Tepatnya itu sepasang cincin emas platinum dengan ukiran indah namun sederhana.


Tak ku pungkiri, keindahan cincin itu bagaikan sebuah magnet untukku. Meskipun sangat sederhana tapi cincin itu terlihat cantik sekali.


“Baguslah... sekarang Kau bisa memakaikannya di jari manis Xiumei.” Ucap paman Feng senang.


Jin kemudian sedikit tersentak dan menoleh padaku menatapku dengan tatapan yang tak bisa kuartikan.


"Ayo nak... pakaikanlah cincin itu dijari manis Mei." Ibuku memerintah. Sepertinya benar-benar tak sabar.


Tanpa menunggu perintah kedua, Jin pun langsung beranjak berdiri dan berjalan mendekatiku dengan membawa kotak beludru yang terbuka itu. Tangannya yang hampir dua kali lebih besar dari tanganku mengulur ke arah tanganku yang penuh keringat dingin dan lunglai di atas bantal sofa yang ku pangku.


Aku dengan bengongnya hanya menatap jari-jari tangannya yang panjang nan lentik itu tengah menggenggam tangan kiriku seraya berusaha berjongkok di depanku.


Dia menatap mataku sejenak tanpa ekspresi dan aku hanya bisa menatapnya dengan lesu dan pasrah.


Pandangan semua orang tertuju pada kami berdua. Semua menunggu dengan tak sabar.

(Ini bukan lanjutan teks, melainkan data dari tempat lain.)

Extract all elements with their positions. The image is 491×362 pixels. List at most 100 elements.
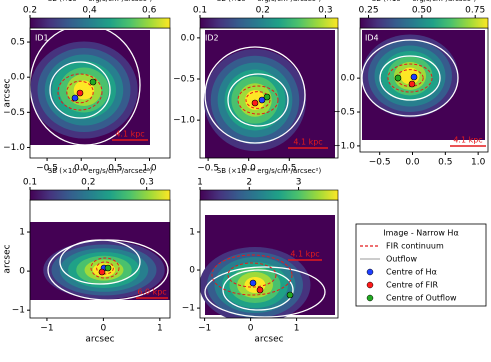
colorbar-tick-label: 0.2 [23, 6, 37, 16]
panel-label: ID1 [35, 34, 49, 43]
y-tick-label: −1.0 [3, 143, 25, 153]
centre-marker [394, 74, 402, 82]
panel-label: ID6 [205, 206, 219, 215]
colorbar-tick-label: 0.75 [465, 6, 485, 16]
outflow-contour [204, 266, 326, 318]
legend: Image - Narrow Hα FIR continuum Outflow Cen… [355, 223, 487, 307]
panel: ID6 4.1 kpc −1 0 1 1 0 −1 arcsec 1 2 3 SB (×10⁻¹⁶ er… [182, 167, 339, 345]
centre-marker [256, 286, 264, 294]
x-tick-label: 1 [157, 324, 163, 334]
colorbar-label: SB (×10⁻¹⁶ erg/s/cm²/arcsec²) [372, 0, 477, 3]
legend-label: Centre of Outflow [386, 294, 457, 303]
y-axis-label: arcsec [3, 244, 13, 273]
outflow-contour [49, 61, 111, 119]
x-tick-label: 0.0 [242, 164, 257, 174]
fir-contour [237, 85, 279, 115]
colorbar-tick-label: 3 [296, 178, 302, 188]
y-tick-label: 1 [19, 228, 25, 238]
panel: ID4 4.1 kpc −0.5 0.0 0.5 1.0 0.0 −0.5 −1.0 0.25 0.… [333, 0, 489, 168]
colorbar-tick-label: 0.50 [412, 6, 432, 16]
y-tick-label: 0.0 [181, 33, 196, 43]
legend-box [355, 223, 487, 307]
centre-marker [89, 78, 97, 86]
panel: ID5 6.0 kpc −1 0 1 1 0 −1 arcsec arcsec 0.1 0.2 0.3 S… [3, 167, 171, 345]
colorbar-tick-label: 0.3 [318, 6, 332, 16]
x-axis-label: arcsec [85, 335, 114, 345]
x-tick-label: 0 [101, 324, 107, 334]
colorbar-tick-label: 0.1 [193, 6, 207, 16]
panel-label: ID4 [365, 34, 379, 43]
outflow-contour [204, 46, 306, 144]
fir-contour [245, 91, 271, 109]
image [200, 215, 335, 318]
legend-label: Centre of Hα [386, 268, 437, 277]
y-tick-label: 0.5 [11, 38, 25, 48]
legend-label: FIR continuum [386, 242, 444, 251]
fir-contour [387, 63, 433, 93]
scale-bar-label: 4.1 kpc [115, 130, 144, 139]
fir-contour [66, 80, 94, 104]
image [30, 28, 150, 146]
panel: ID1 4.1 kpc −0.5 0.0 0.5 1.0 0.5 0.0 −0.5 −1.0 arc… [3, 0, 171, 174]
centre-marker [71, 94, 79, 102]
fir-contour [227, 262, 277, 288]
centre-marker [98, 268, 106, 276]
x-tick-label: 0.5 [438, 158, 452, 168]
centre-marker [408, 80, 416, 88]
x-tick-label: −1 [40, 324, 53, 334]
y-axis-label: arcsec [3, 78, 13, 107]
y-tick-label: 1 [189, 227, 195, 237]
y-tick-label: −1.0 [333, 141, 355, 151]
x-tick-label: 0 [248, 324, 254, 334]
colorbar [199, 189, 339, 201]
legend-title: Image - Narrow Hα [383, 229, 458, 238]
x-axis-label: arcsec [254, 335, 283, 345]
legend-label: Outflow [386, 255, 417, 264]
colorbar-tick-label: 0.4 [82, 6, 97, 16]
panel-label: ID2 [205, 34, 219, 43]
y-tick-label: −0.5 [333, 108, 355, 118]
x-tick-label: −0.5 [197, 164, 219, 174]
legend-label: Centre of FIR [386, 281, 439, 290]
colorbar-label: SB (×10⁻¹⁶ erg/s/cm²/arcsec²) [217, 0, 322, 3]
colorbar-tick-label: 0.2 [256, 6, 270, 16]
centre-marker [76, 89, 84, 97]
centre-marker [263, 93, 271, 101]
image [30, 222, 170, 301]
outflow-contour [379, 55, 441, 101]
y-tick-label: −1 [182, 304, 195, 314]
outflow-contour [361, 39, 459, 117]
colorbar [199, 17, 339, 29]
y-tick-label: −0.5 [3, 108, 25, 118]
x-tick-label: −1 [198, 324, 211, 334]
centre-marker [251, 99, 259, 107]
panel-label: ID5 [35, 206, 49, 215]
image-level [400, 67, 420, 85]
scale-bar-label: 6.0 kpc [137, 288, 166, 297]
colorbar-tick-label: 1 [197, 178, 203, 188]
fir-contour [211, 254, 293, 296]
colorbar-label: SB (×10⁻¹⁶ erg/s/cm²/arcsec²) [48, 167, 153, 175]
colorbar [29, 17, 171, 29]
colorbar-tick-label: 0.25 [359, 6, 379, 16]
x-tick-label: 0.5 [282, 164, 296, 174]
outflow-contour [30, 28, 141, 146]
colorbar-tick-label: 0.1 [23, 178, 37, 188]
colorbar-tick-label: 0.3 [140, 178, 154, 188]
y-tick-label: −0.5 [173, 75, 195, 85]
outflow-contour [227, 73, 289, 127]
fir-contour [96, 261, 114, 275]
colorbar [29, 189, 171, 201]
colorbar-tick-label: 2 [246, 178, 252, 188]
fir-contour [90, 257, 120, 279]
y-tick-label: 0 [19, 267, 25, 277]
x-tick-label: 0.0 [405, 158, 420, 168]
centre-marker [410, 73, 418, 81]
scale-bar-label: 4.1 kpc [290, 250, 319, 259]
x-tick-label: 1.0 [142, 164, 157, 174]
legend-marker [366, 268, 374, 276]
centre-marker [258, 96, 266, 104]
x-tick-label: 0.5 [108, 164, 122, 174]
legend-marker [366, 294, 374, 302]
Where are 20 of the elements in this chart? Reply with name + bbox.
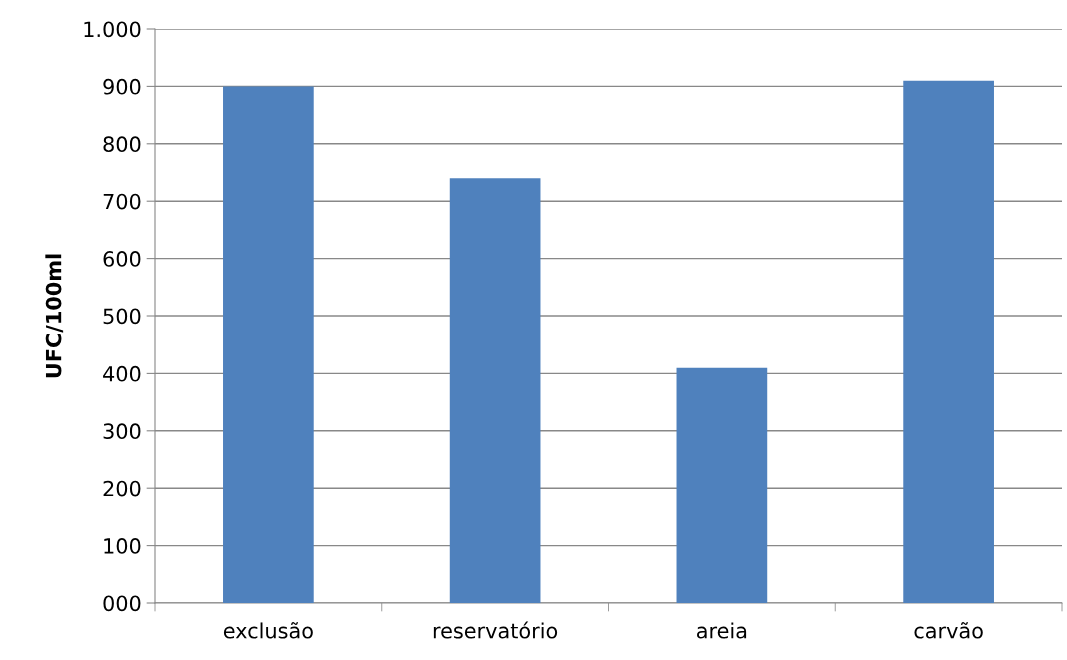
y-tick-label: 900	[103, 78, 141, 95]
y-tick-label: 600	[103, 251, 141, 267]
bar	[676, 367, 768, 603]
y-axis-title: UFC/100ml	[45, 254, 64, 378]
x-tick-label: exclusão	[223, 622, 313, 639]
bar	[223, 86, 314, 603]
bar	[903, 80, 994, 603]
y-tick-label: 400	[103, 365, 141, 382]
y-tick-label: 200	[103, 480, 141, 497]
y-tick-label: 100	[104, 538, 141, 554]
x-tick-label: reservatório	[433, 621, 558, 639]
y-tick-label: 1.000	[84, 21, 141, 38]
bar	[449, 178, 541, 603]
x-tick-label: carvão	[914, 622, 983, 639]
y-tick-label: 800	[103, 136, 141, 153]
y-tick-label: 300	[103, 423, 141, 440]
y-tick-label: 700	[103, 193, 141, 210]
x-tick-label: areia	[697, 622, 747, 639]
y-tick-label: 500	[103, 308, 141, 325]
y-tick-label: 000	[103, 595, 141, 612]
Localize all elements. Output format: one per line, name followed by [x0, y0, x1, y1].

Perlahan jari-jemari tangan kanannya mengarahkan cincin cantik itu ke pangkal jari manisku.


Deg!


Jantungku mulai bergemuruh kacau.


Ku tatap cincin yang sangat pas di jariku dan entah kenapa jariku jadi terlihat lebih cantik dari sebelumnya. Aku menatapnya untuk beberapa saat tanpa berkedip.


Hatiku benar-benar berdegub tak karuan dan tanpa ku sadari aku yang merasa gugup begitu gemetar sehingga membuat tanganku iku bergetar. Jin spontan menggenggamnya begitu saja setelah memakaikan cincin itu. Apakah maksudnya agar aku tak lagi merasa gugup? Aku menatapnya yang tidak memperhatikanku untuk beberapa saat. Dia masih menatap ke arah tanganku yang berada dalam genggamannya.


Dan apakah dia tidak sadar? Jika perlakuannya ini membuatku semakin gugup. Ini adalah pertama kalinya seorang pria menggenggam tanganku seperti ini. Karena hal itu atau karena hal lain? entahlah.


Saking gugupnya, aku bahkan tak menyadari sejak kapan Huan pulang dari sekolah? Kini dia sudah ada di sini. Dan ternyata sedari tadi dia sibuk memfoto dengan kamera DSLR-nya.


“Pakaikan untukku!” ucapnya lirih sembari menoleh menatapku.


“Ya?” aku sedikit terkejut dan bingung.


Jin kemudian memberikan isyarat dengan matanya yang melirik sekilas ke arah cincin dalam kotak.


Jin melepaskan genggaman tangannya perlahan, kemudian ku ambil cincin yang tersisa dalam kotak beludru yang ukurannya sedikit lebih besar dari yang aku pakai.


Ragu. Aku ragu-ragu saat hendak memakaikannya. Ku tutup mataku dengan takut-takut ku coba memasangkan cincin itu di jari manisnya. Perlahan aku mulai membuka mata melihat tangannya yang masih ku pegang. Manis. Jarinya sangat manis memakainya.


Tanganku terasa begitu dingin sekali. Tidak hanya tanganku namun juga tubuhku serasa menggigil. Jin tiba-tiba berbalik menggenggam tanganku erat. Dia menghela napas dalam kemudian mengangkat tangan kami yang bergenggaman menunjukkan pada semua keluarga kami yang ada di sana.


Tunggu! Aku tak sadar aku juga menggenggam tangan Jin dengan erat. Apa-apaan ini?


Tidak ada suara. Sunyi. Tidak ada suara sorakan, tidak ada riuh tepuk tangan.


GREB!!!


Ayahku tiba-tiba langsung menangis dan mendekap erat Jin yang berada di dekatku dan masih menggenggam erat tanganku.


Begitu pun dengan ku... mereka semua bergantian memelukku dan Jin dengan tangisan haru. Semua benar-benar menangis. Tidak tertawa seperti sebelumnya. Semua larut dalam keharuan. Sampai-sampai keinginanku untuk menangis sedari tadi kini ikut ku luapkan. Bedanya mereka menangis terharu. Dan aku... menangisi hidupku yang serasa kacau.


Dan.... sejak hari ini.... aku telah disahkan menjadi tunangan dari sesorang. Dan... orang itu baru dua hari yang lalu ku kenal.